Saturday, July 13, 2024

PT-2 "Sins of Perverted Love" (Col. 3:5b)

 

SPIRITUAL DIARY FOR 4/20/2017 10:48 PM

My Worship Time                                                               Focus:  PT-2 “Sins of Perverted Love”

Bible Reading & Meditation                                     Reference:  Colossians 3:5b

            Message of the verses:  “immorality, impurity, passion, evil desire, and greed, which amounts to idolatry.”

            Passion and Evil Desire:  John MacArthur states that the distinction between these two is not great.  Pathos (‘Passion’) refers to sexual passion set loose in the body, as its two other occurrences in the New Testament indicate (cf. Rom. 1:26; 1 Thess. 4:5).  In this context, evil desire undoubtedly also refers to the sexual lust created in the mind (cf. James 1:15).  Perhaps the difference between the two terms is that passion is the physical and evil desire the mental side of the same vice.  The two terms appear together in 1 Thessalonians 4:5, where Paul commands Christians not to live ‘in lustful passion, like the Gentiles who do not know God.’  Such behavior is completely inappropriate for believer.”

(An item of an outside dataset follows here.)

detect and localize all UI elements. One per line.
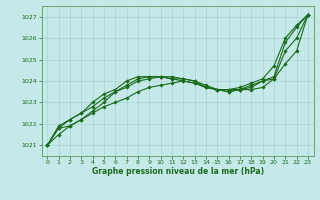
X-axis label: Graphe pression niveau de la mer (hPa): Graphe pression niveau de la mer (hPa) bbox=[92, 167, 264, 176]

            Greed:  We could also see this word as covetousness and it is last because this is the evil root from which every one of the previous sins spring up from.  I might add that in the Ten Commandments that Covetousness is also listed last.  “Pleonexia” is the Greek word for greed “greedy desire to have more, covetousness, avarice.”  It is translated covetousness eight times in the KJV.  MacArthur adds that this word in the Greek “comes from two Greek words:  pleon, ‘more,’ and ‘exo’ ‘to have.’  It is the insatiable desire to have more, to have what is forbidden.  As such, it is the source of fights and quarrels (James 4:2), as well as lusts, passion, and sin.”

Why do we see this at the end of our verse “which amounts to idolatry?”  Answer is because it places these selfish desires above obedience to God as greed amounts to idolatry.  John MacArthur quotes William Barclay who wrote “It is, therefore, a sin with a very wide range.  If it is the desire for money, it leads to theft.  If it is the desire for prestige, it leads to evil ambition.  If it is the desire for power, it leads to sadistic tyranny.  If it is the desire for a person, it leads to sexual sin.”  MacArthur states that covetousness is the root cause of all sin.  When we look at the fall of Lucifer we see that he coveted what God had, and so we could say that this being the first sin makes a good case for this.  However I have been thinking that perhaps selfishness is the root of all sins and the reason is similar to covetousness in that when one sins he is most always thinking about himself, thus being selfish, as people are doing what they desire to do, and perhaps we could say that this is the opposite of love.  God so loved that He gave.  When we sin we are doing something for ourselves and not doing what God desires and this is, in essence, to worship ourselves instead of God and that makes it idolatry. 

            John MacArthur quotes the Puritan Stephen Charnock:

“All sin is founded in secret atheism…All the wicked inclinations in the heart…are sparks from this latent (hidden) fire; the language of every one of these is, ‘I would be a Lord myself, and would not have a God superior to me.’…In sins of omission we own not God, in neglecting to perform what is enjoins; in sins of commission we set up some lust in the place of God, and pay to that the homage which is due to our Maker…We deny his sovereignty when we violate his laws…Every sin invades the rights of God, and strips him of one or other of his perfections…Every sin is a kind of cursing God in the heart; an aim at the destruction of the being of God; not actually, but virtually…A man in every sin aims to set up his own will as his rule, and his own glory as the end of his actions against the will and glory of God.”